US Navy modernises TOMAHAWK missiles with Payload Tubes and Modules
In July, the US Navy (USN) successfully test fired in the Gulf of Mexico, near Florida, two Raytheon-built TOMAHAWK cruise missiles from new the submarine Block III Virginia Payload Tube fitted on the VIRGINIA’ class submarine, USS NORTH DAKOTA (SSN-784). The tests proved the ability of the submarines to load, carry and vertically launch Tomahawk missiles from the upgraded tubes, which feature fewer parts and will be even more reliable.
In addition to the new payload tubes, the USN is also developing a new Virginia Payload Module, which will triple the number of TOMAHAWK missiles that ‘VIRGINIA class submarines can carry, thus dramatically increasing each submarine’s firepower. Surface ships and other classes of submarines can carry more than 100 Tomahawks when needed. US and British forces use Tomahawk cruise missiles to defeat integrated air defence systems and conduct long-range precision strike missions against high-value targets.

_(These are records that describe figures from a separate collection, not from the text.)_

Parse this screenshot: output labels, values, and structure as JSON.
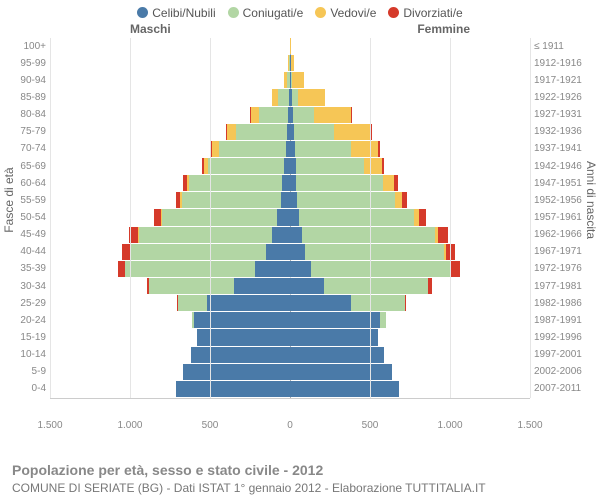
{
  "chart": {
    "type": "population-pyramid",
    "legend": {
      "items": [
        {
          "label": "Celibi/Nubili",
          "color": "#4a7aa8"
        },
        {
          "label": "Coniugati/e",
          "color": "#b2d6a4"
        },
        {
          "label": "Vedovi/e",
          "color": "#f6c656"
        },
        {
          "label": "Divorziati/e",
          "color": "#d53a2a"
        }
      ]
    },
    "genderLabels": {
      "male": "Maschi",
      "female": "Femmine"
    },
    "axisLeftTitle": "Fasce di età",
    "axisRightTitle": "Anni di nascita",
    "xMax": 1500,
    "xStep": 500,
    "xTicks": [
      "1.500",
      "1.000",
      "500",
      "0",
      "500",
      "1.000",
      "1.500"
    ],
    "colors": {
      "background": "#ffffff",
      "grid": "#e5e5e5",
      "centerline": "#aaaaaa",
      "axisText": "#888888"
    },
    "ageGroups": [
      "0-4",
      "5-9",
      "10-14",
      "15-19",
      "20-24",
      "25-29",
      "30-34",
      "35-39",
      "40-44",
      "45-49",
      "50-54",
      "55-59",
      "60-64",
      "65-69",
      "70-74",
      "75-79",
      "80-84",
      "85-89",
      "90-94",
      "95-99",
      "100+"
    ],
    "birthYears": [
      "2007-2011",
      "2002-2006",
      "1997-2001",
      "1992-1996",
      "1987-1991",
      "1982-1986",
      "1977-1981",
      "1972-1976",
      "1967-1971",
      "1962-1966",
      "1957-1961",
      "1952-1956",
      "1947-1951",
      "1942-1946",
      "1937-1941",
      "1932-1936",
      "1927-1931",
      "1922-1926",
      "1917-1921",
      "1912-1916",
      "≤ 1911"
    ],
    "series": {
      "male": [
        {
          "single": 710,
          "married": 0,
          "widowed": 0,
          "divorced": 0
        },
        {
          "single": 670,
          "married": 0,
          "widowed": 0,
          "divorced": 0
        },
        {
          "single": 620,
          "married": 0,
          "widowed": 0,
          "divorced": 0
        },
        {
          "single": 580,
          "married": 0,
          "widowed": 0,
          "divorced": 0
        },
        {
          "single": 600,
          "married": 10,
          "widowed": 0,
          "divorced": 0
        },
        {
          "single": 520,
          "married": 180,
          "widowed": 0,
          "divorced": 5
        },
        {
          "single": 350,
          "married": 530,
          "widowed": 0,
          "divorced": 15
        },
        {
          "single": 220,
          "married": 810,
          "widowed": 0,
          "divorced": 45
        },
        {
          "single": 150,
          "married": 850,
          "widowed": 3,
          "divorced": 45
        },
        {
          "single": 115,
          "married": 830,
          "widowed": 5,
          "divorced": 55
        },
        {
          "single": 80,
          "married": 720,
          "widowed": 7,
          "divorced": 45
        },
        {
          "single": 55,
          "married": 620,
          "widowed": 10,
          "divorced": 30
        },
        {
          "single": 50,
          "married": 580,
          "widowed": 15,
          "divorced": 22
        },
        {
          "single": 35,
          "married": 480,
          "widowed": 25,
          "divorced": 12
        },
        {
          "single": 25,
          "married": 420,
          "widowed": 40,
          "divorced": 8
        },
        {
          "single": 18,
          "married": 320,
          "widowed": 55,
          "divorced": 5
        },
        {
          "single": 12,
          "married": 180,
          "widowed": 55,
          "divorced": 2
        },
        {
          "single": 6,
          "married": 70,
          "widowed": 35,
          "divorced": 0
        },
        {
          "single": 2,
          "married": 15,
          "widowed": 18,
          "divorced": 0
        },
        {
          "single": 1,
          "married": 3,
          "widowed": 6,
          "divorced": 0
        },
        {
          "single": 0,
          "married": 0,
          "widowed": 1,
          "divorced": 0
        }
      ],
      "female": [
        {
          "single": 680,
          "married": 0,
          "widowed": 0,
          "divorced": 0
        },
        {
          "single": 640,
          "married": 0,
          "widowed": 0,
          "divorced": 0
        },
        {
          "single": 590,
          "married": 0,
          "widowed": 0,
          "divorced": 0
        },
        {
          "single": 550,
          "married": 0,
          "widowed": 0,
          "divorced": 0
        },
        {
          "single": 560,
          "married": 40,
          "widowed": 0,
          "divorced": 0
        },
        {
          "single": 380,
          "married": 340,
          "widowed": 0,
          "divorced": 8
        },
        {
          "single": 210,
          "married": 650,
          "widowed": 2,
          "divorced": 25
        },
        {
          "single": 130,
          "married": 870,
          "widowed": 5,
          "divorced": 55
        },
        {
          "single": 95,
          "married": 870,
          "widowed": 10,
          "divorced": 55
        },
        {
          "single": 75,
          "married": 830,
          "widowed": 20,
          "divorced": 60
        },
        {
          "single": 55,
          "married": 720,
          "widowed": 30,
          "divorced": 45
        },
        {
          "single": 45,
          "married": 610,
          "widowed": 45,
          "divorced": 30
        },
        {
          "single": 40,
          "married": 540,
          "widowed": 70,
          "divorced": 25
        },
        {
          "single": 35,
          "married": 430,
          "widowed": 110,
          "divorced": 15
        },
        {
          "single": 30,
          "married": 350,
          "widowed": 170,
          "divorced": 10
        },
        {
          "single": 25,
          "married": 250,
          "widowed": 230,
          "divorced": 6
        },
        {
          "single": 20,
          "married": 130,
          "widowed": 230,
          "divorced": 3
        },
        {
          "single": 12,
          "married": 40,
          "widowed": 170,
          "divorced": 0
        },
        {
          "single": 6,
          "married": 8,
          "widowed": 75,
          "divorced": 0
        },
        {
          "single": 2,
          "married": 1,
          "widowed": 20,
          "divorced": 0
        },
        {
          "single": 0,
          "married": 0,
          "widowed": 4,
          "divorced": 0
        }
      ]
    }
  },
  "footer": {
    "line1": "Popolazione per età, sesso e stato civile - 2012",
    "line2": "COMUNE DI SERIATE (BG) - Dati ISTAT 1° gennaio 2012 - Elaborazione TUTTITALIA.IT"
  }
}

“As the Navy continues to modernise its subs, Raytheon continues to modernise TOMAHAWK, keeping this one-of-a-kind weapon well ahead of the threat,” said Mike Jarrett, Raytheon Air Warfare Systems Vice-President. “Today’s TOMAHAWK is a far cry from its predecessors and tomorrow’s missile will feature even more capability, giving our sailors the edge they need for decades to come.”
The USN continues to upgrade the TOMAHAWK Block IV’s communication and navigation capabilities, while adding a multi-mode seeker so it can hit high-value moving targets at sea. These modernised versions are on track to deploy beginning of 2019 and are expected to be in the USN inventory beyond 2040.